Identity, Violence and Transgression (L4103B)
15 credits, Level 5
How do we understand ourselves? How closely is our sense of self related to other people? What happens to a person's self-conception when their sense of self is systematically attacked and undermined? How do people respond to experiences of trauma and personal loss and what kind of psychological strategies of survival do people rely on in order to continue living a meaningful life?
The module starts by considering some of the main social psychological theories of the self and self-awareness before moving on to contemplate the darker side of the self.

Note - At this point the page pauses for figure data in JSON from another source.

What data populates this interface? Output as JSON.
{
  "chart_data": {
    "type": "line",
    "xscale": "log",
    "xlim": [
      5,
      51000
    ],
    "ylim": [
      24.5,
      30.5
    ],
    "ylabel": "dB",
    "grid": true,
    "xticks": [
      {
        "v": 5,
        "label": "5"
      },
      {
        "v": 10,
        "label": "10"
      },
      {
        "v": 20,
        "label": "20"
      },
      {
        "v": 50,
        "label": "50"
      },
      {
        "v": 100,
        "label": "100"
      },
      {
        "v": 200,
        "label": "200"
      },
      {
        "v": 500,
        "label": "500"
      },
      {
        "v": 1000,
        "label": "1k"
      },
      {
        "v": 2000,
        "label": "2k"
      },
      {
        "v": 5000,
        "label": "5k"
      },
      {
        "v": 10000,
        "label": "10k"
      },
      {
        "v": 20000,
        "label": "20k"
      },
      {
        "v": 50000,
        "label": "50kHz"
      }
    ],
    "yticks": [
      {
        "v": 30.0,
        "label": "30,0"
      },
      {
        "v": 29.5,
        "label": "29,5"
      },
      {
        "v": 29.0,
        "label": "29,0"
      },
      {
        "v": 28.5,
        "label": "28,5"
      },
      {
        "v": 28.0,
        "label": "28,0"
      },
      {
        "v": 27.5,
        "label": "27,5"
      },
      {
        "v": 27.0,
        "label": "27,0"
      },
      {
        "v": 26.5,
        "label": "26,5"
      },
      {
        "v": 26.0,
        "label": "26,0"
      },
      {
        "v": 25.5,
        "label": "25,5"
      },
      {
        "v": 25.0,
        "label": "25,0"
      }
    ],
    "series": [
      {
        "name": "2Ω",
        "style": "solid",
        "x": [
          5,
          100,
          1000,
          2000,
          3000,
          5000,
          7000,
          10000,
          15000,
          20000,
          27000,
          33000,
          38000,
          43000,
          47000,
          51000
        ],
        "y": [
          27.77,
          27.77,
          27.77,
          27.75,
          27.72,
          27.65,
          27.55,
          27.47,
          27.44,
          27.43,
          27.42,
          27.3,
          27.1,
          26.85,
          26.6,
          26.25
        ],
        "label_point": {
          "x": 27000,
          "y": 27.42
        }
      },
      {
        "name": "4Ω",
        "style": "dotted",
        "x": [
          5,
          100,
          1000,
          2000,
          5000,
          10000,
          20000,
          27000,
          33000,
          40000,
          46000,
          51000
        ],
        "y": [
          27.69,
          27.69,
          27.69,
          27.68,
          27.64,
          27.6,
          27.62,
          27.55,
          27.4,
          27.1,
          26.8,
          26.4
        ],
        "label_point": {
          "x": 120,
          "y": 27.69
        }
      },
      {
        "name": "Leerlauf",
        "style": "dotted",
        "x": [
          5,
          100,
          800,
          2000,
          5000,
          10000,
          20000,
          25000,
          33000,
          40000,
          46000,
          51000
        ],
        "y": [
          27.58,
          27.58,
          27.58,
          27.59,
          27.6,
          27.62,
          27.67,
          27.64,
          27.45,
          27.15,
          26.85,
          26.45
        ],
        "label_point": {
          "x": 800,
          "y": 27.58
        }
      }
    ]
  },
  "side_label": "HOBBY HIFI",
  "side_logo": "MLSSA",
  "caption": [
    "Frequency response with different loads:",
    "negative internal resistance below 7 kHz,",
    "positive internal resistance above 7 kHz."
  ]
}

We cover a range of influential social theorists and examine a diverse range of contemporary perspectives on the formation and maintenance of self-identity in contemporary society.
- examines why some individuals deliberately choose to engage in behaviour that transgresses everyday boundaries
- considers how people respond when their sense of identity is systematically attacked and undermined
- draws on a wide range of up-to-date research and introduces students to a variety of theoretical perspectives.
This module assumes no prior knowledge of the literature and will be of relevance to anyone interested in studying the nature of identity in modern society.
100%: Written assessment (Essay)
Contact hours and workload
This module is approximately 150 hours of work. This breaks down into about 22 hours of contact time and about 128 hours of independent study. The University may make minor variations to the contact hours for operational reasons, including timetabling requirements.
We regularly review our modules to incorporate student feedback, staff expertise, as well as the latest research and teaching methodology. We’re planning to run these modules in the academic year 2022/23. However, there may be changes to these modules in response to feedback, staff availability, student demand or updates to our curriculum. We’ll make sure to let you know of any material changes to modules at the earliest opportunity.